I hear their whispers. Everyone is now staring at my stupid clothes . . . and my red-hot face.
“No, I’m your teammate.” I wish I had a cleverer comeback.
Chuck sneers. “Oh yeah? I don’t remember seeing you.”
That’s impossible. We tried out together, and we’re on the same team. He must have seen my name on the roster. “I’m Noah.” My voice cracks. I clear my throat and try again. “Noah Minor.”
Chuck is at least three inches shorter than I am, but I feel like he’s growing more powerful by the second as he harnesses all the dark forces of middle school. “Well, Minor sounds like the perfect name for a nobody,” he says with a villainous grin.
“Ha!” Someone behind me laughs.
“You’ve never heard the name Minor?” Rodney jumps in. “Noah’s dad was Ted Minor. There’s still a bunch of trophies by the gym with his name on them, and there are even some downtown at the university.”
It’s nice that Rodney has my back, but I kind of hate that he threw my dad’s name out there.
Chuck raises his eyebrows, looks me up and down, and says, “Well, he didn’t pass on his genes, because if you were that good, I’d know who you were. Why don’t you buy some clothes that fit and stay out of this?” He gives me a shove. It doesn’t matter that he needs to reach up to do it. He is still filled with a stupid amount of confidence, and he makes me feel like a little kid.
I’m still trying to think of a clever retort when a familiar voice says, “Comin’ through,” and Andy Kho parts the small crowd like God parting the Red Sea. “Hey, Noah.”
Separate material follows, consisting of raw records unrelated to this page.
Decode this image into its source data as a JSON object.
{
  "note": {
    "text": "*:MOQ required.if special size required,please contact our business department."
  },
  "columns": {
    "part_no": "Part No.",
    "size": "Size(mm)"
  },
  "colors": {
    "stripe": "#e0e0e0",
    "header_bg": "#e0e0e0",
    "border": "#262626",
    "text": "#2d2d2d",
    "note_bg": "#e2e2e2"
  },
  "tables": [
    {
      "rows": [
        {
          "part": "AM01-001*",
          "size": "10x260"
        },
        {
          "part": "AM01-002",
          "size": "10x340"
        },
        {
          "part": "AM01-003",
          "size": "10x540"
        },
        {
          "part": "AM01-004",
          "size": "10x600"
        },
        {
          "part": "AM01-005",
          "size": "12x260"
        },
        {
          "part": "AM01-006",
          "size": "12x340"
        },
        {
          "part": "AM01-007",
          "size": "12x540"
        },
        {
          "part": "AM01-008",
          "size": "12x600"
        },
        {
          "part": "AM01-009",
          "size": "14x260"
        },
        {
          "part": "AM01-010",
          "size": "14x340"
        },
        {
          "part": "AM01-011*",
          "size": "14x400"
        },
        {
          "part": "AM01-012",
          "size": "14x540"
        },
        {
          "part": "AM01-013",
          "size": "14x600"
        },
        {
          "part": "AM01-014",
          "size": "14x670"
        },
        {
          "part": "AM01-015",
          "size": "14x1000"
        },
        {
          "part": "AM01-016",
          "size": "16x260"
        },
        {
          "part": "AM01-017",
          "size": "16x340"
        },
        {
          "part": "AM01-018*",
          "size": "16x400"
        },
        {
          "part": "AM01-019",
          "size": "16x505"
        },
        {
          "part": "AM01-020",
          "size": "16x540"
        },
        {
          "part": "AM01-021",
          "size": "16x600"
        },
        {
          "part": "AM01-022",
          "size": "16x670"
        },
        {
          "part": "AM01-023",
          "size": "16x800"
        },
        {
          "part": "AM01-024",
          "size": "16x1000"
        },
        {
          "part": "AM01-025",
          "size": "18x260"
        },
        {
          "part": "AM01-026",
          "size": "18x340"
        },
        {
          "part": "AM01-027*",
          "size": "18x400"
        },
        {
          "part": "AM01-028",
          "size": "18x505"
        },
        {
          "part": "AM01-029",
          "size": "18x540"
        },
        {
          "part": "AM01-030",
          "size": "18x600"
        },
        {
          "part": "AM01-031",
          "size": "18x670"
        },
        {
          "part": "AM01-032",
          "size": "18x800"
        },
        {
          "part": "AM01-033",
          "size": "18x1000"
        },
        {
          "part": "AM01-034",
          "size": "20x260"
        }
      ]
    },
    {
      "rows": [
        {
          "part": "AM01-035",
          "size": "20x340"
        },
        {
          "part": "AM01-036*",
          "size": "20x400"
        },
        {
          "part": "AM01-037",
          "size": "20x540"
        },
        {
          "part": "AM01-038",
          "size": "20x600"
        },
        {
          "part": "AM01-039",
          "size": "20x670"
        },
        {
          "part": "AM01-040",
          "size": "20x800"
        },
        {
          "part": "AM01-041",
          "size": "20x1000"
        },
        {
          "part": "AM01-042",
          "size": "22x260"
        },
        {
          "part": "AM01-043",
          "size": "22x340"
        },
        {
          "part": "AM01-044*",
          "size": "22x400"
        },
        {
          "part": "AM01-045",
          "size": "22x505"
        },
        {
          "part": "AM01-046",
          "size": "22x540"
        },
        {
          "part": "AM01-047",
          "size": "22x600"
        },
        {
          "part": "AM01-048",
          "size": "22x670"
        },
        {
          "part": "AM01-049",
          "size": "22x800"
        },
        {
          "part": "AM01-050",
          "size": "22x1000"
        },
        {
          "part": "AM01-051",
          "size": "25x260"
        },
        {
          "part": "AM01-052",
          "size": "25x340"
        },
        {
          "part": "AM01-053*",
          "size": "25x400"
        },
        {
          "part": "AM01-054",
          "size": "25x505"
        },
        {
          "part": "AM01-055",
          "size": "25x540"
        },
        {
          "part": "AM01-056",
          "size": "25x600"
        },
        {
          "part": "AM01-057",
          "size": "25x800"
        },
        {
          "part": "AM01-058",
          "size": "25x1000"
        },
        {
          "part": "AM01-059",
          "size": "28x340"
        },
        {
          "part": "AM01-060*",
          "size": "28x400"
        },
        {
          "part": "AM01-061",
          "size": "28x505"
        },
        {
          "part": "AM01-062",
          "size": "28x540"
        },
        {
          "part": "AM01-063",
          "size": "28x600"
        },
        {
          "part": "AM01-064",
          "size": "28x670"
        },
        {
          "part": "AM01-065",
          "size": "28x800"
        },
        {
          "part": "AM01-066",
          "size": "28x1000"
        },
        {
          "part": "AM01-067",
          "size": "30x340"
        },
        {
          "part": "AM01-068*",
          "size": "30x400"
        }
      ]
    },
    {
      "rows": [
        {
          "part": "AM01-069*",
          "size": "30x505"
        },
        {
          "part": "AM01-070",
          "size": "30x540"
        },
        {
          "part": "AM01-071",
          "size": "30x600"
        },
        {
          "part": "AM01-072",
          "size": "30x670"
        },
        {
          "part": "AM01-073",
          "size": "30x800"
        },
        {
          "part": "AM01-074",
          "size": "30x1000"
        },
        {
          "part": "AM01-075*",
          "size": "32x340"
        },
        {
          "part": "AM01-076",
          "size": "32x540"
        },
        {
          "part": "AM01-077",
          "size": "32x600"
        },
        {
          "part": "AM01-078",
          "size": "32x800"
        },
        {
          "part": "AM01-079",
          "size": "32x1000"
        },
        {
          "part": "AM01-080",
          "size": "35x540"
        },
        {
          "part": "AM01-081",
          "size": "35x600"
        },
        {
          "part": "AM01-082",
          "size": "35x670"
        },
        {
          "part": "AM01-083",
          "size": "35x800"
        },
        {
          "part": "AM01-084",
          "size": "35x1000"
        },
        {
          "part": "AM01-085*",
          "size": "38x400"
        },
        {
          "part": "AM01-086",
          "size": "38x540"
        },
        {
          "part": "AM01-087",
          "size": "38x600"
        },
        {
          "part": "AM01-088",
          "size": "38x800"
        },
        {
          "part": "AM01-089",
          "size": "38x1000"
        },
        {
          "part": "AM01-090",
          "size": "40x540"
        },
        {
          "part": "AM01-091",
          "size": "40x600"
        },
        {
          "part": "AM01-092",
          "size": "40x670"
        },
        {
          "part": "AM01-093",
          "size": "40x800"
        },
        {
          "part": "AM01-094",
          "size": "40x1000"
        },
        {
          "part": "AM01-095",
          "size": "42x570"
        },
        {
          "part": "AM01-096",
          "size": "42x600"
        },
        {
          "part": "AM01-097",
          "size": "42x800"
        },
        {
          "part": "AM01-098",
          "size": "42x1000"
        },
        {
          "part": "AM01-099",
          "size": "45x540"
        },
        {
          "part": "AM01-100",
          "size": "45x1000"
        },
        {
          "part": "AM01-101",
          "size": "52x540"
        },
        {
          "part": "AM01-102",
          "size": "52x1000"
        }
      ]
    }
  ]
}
At least he remembers my name.
Andy grabs Chuck’s arm. “Dude, you can’t be fighting in the hall. Coach will kill you if you get a detention and miss practice.”
Chuck gives Rodney and me a final glare but allows himself to be led down the hall and around the corner. I swing between relief and humiliation.
“Back in line!” says the teacher, who finally appears when she’s no longer needed.
“I really think student council needs to do an anti-bullying campaign,” says Haley.